There is hope if you have postpartum OCD

For so many months I felt like I was in a vicious cycle of intrusive thoughts and terror. I absolutely hated my life. I was like this is how I live now and tried to accept it, but I was miserable. I felt like there was no hope for me, and I would never be happy again. To be honest I dreaded ever going to sleep because I would have to wake up the next life and relive the same horrible day as the day before. I can honestly say this was one of the worst experiences. I have ever had. Being afraid of being with my own daughter is one of the most awful feelings.

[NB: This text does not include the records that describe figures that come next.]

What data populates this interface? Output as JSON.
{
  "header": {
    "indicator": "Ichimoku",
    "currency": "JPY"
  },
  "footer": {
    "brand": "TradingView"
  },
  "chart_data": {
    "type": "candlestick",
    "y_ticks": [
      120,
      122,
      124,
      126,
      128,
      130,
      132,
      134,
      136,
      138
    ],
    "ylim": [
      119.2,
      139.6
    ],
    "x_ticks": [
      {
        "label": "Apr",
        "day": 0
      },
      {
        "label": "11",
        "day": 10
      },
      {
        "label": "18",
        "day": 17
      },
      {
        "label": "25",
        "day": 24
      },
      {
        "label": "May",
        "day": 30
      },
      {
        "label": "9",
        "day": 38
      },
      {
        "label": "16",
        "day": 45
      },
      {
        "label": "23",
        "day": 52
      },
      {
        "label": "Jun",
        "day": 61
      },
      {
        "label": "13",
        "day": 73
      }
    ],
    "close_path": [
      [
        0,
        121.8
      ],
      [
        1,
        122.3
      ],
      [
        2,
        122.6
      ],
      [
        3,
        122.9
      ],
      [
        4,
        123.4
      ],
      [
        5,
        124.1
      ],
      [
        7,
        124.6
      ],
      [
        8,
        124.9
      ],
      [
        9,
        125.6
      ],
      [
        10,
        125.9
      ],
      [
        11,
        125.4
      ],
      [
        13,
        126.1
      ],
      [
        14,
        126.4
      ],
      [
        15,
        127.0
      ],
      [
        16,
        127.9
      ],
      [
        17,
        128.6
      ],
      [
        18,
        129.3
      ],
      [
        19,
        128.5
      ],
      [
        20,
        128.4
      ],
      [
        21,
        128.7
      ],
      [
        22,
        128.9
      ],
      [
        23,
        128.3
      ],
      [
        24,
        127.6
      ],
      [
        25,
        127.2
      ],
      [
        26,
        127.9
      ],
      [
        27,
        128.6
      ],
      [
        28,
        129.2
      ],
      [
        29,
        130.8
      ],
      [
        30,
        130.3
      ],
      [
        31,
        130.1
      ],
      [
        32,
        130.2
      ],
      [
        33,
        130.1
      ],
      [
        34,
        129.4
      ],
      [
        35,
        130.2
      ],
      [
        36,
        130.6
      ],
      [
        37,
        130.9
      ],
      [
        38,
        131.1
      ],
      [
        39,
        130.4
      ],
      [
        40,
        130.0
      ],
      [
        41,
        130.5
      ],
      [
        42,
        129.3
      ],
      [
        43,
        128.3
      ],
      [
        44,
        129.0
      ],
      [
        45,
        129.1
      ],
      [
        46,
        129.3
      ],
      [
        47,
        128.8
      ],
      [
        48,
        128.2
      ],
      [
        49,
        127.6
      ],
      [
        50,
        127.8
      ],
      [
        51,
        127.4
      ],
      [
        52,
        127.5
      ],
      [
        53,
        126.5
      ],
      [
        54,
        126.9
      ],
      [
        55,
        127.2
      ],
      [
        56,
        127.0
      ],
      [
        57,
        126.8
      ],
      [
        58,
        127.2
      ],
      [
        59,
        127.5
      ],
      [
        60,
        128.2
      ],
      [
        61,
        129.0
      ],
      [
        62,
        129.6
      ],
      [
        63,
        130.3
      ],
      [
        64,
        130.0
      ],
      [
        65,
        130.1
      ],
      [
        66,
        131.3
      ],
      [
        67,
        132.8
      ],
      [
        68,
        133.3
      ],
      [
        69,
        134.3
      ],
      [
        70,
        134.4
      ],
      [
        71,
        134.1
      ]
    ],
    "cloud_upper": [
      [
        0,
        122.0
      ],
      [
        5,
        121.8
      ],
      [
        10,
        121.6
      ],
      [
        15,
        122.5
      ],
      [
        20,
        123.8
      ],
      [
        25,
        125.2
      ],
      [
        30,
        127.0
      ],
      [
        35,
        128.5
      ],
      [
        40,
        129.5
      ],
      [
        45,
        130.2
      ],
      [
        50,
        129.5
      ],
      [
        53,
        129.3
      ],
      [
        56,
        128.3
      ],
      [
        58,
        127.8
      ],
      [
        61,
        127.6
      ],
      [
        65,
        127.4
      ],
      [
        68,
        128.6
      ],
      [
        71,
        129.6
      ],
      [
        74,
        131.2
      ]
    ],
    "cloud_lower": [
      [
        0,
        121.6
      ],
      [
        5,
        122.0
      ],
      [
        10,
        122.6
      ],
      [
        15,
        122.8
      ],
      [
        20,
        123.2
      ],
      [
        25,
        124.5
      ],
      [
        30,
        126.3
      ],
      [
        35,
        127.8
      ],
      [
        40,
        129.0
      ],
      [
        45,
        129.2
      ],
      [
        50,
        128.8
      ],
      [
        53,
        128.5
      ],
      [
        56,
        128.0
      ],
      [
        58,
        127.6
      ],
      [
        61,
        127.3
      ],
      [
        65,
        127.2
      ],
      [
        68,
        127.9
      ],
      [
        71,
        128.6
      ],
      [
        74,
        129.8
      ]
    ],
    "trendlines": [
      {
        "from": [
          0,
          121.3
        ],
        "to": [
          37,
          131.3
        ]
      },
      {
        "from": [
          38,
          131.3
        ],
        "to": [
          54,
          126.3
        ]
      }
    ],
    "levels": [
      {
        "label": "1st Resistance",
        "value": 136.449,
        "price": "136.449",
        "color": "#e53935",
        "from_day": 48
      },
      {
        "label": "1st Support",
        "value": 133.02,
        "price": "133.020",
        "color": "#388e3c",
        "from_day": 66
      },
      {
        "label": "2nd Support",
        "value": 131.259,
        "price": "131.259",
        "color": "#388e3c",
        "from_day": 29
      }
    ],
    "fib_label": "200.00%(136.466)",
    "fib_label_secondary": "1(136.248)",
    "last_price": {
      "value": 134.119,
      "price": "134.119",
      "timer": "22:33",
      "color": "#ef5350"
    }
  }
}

Fast forward to eight months later, and I love my life. I have never been as happy as I am now. I found out, through the right treatment, that I had postpartum OCD and just full blown OCD. I have been attending weekly therapy sessions for eight months, and I finally feel like I can be the best version of myself. Now that I actually knew I was dealing with straight up OCD, I am able to treat it and be happy. Before, I was just making it from day to day and was so fragile that I couldn’t handle any little stressor.

Yes, OCD is terrible. It is one of the most debilitating mental illnesses out there. Basically your own mind works against you to make you believe your worst fears imaginable will happen. It can convince you of everything. Fortunately for me, my treatment has helped me realize that my worst fears are just fears. I am not afraid anymore. That wouldn’t have happened if I didn’t find the amazing therapist that I did. If you have postpartum OCD or just OCD, there is hope. Treatment actually does work. You CAN live your best life, and you deserve it.